According to Reuters, China is seeking greater influence over the price of gold in world markets, and China’s central bank gave the Shanghai Gold Exchange (SGE) the green light to launch a global trading platform in the city’s free trade zone. That’s not just asking for greater participation in pricing gold; that’s China taking a shot at the London and New York gold markets. That’s a bold move that will surely rattle gold markets in the days to come. Citing unnamed sources in the article, the SGE plans to offer yuan-denominated physical contracts in various weights, as well as offering contracts for silver, platinum, and palladium at a later date.

On its own, the Chinese move is not particularly surprising. As the world’s largest producer and buyer of gold, it only makes sense the Chinese would want a greater role in setting gold prices. It’s also a reaction to Barclays Plc being fined by regulators for manipulation of the London gold fix. China has organized its own network of cooperating bullion banks in various countries including Australia, New Zealand, and Canada.

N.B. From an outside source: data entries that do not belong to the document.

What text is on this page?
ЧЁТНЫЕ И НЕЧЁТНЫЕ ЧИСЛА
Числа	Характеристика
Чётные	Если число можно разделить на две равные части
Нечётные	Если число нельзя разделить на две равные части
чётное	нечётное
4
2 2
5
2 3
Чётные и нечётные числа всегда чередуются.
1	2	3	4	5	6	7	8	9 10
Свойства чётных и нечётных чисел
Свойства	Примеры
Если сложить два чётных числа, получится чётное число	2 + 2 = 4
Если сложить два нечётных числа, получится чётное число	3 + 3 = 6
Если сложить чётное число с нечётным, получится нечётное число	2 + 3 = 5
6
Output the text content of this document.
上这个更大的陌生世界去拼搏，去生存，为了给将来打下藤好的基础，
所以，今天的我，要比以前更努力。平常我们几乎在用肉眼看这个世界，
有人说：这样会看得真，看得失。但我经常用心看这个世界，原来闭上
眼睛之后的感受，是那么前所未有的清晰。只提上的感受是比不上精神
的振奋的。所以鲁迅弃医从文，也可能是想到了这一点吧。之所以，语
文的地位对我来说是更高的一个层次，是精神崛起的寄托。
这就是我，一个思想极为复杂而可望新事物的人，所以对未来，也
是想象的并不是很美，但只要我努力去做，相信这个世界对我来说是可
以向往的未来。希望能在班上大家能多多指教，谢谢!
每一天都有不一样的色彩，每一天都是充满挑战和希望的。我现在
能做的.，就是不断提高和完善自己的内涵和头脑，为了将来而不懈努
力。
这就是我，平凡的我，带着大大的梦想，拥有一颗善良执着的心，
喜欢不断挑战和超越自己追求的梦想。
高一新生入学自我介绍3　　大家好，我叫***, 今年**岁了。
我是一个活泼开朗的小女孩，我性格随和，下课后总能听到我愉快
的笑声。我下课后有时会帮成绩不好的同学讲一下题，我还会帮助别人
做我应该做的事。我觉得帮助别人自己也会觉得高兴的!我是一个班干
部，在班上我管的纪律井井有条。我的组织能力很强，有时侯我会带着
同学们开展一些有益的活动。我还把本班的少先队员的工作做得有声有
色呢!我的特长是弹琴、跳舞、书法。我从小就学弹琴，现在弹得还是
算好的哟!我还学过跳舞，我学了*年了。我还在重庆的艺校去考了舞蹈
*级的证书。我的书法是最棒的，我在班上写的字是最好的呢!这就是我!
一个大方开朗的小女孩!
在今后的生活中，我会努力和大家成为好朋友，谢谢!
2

While there are logical reasons on the surface for China to be opening its own gold exchange, there are certainly more ominous possibilities swirling just beneath the surface. Various sources have been speculating for some time that China has been taking advantage of lower gold prices to quietly amass the world’s largest stockpile of gold. Obviously the Chinese can’t just go out and announce they’re accumulating gold, especially when gold prices are fixed in foreign markets.

There’s also the looming reality of China taking over as the world’s largest economy, which economists estimate will happen in 2019, but could happen as early as 2016. If the newly-minted largest economy also happened to have the globe’s largest supply of gold, along with a vibrant global market in yuan-denominated physical commodities, that almost sounds like a country making a play to become the world’s reserve currency, doesn't it?

China building a platform to make the yuan the world’s reserve currency, at a time they also take over as the largest economy, is pure speculation on my part — yet all the pieces to do just that are now in plain sight. If the yuan challenges the dollar as the world’s reserve currency, that’s going to become one of the landmark moments in global economic history, and not one likely to be fondly remembered here in the United States. China rising will hit the dollar and US economy like a sledgehammer.

Enjoy the relative quiet in the gold market today, and definitely take advantage of today’s prices. Change is coming — and it’s going to be a wild ride.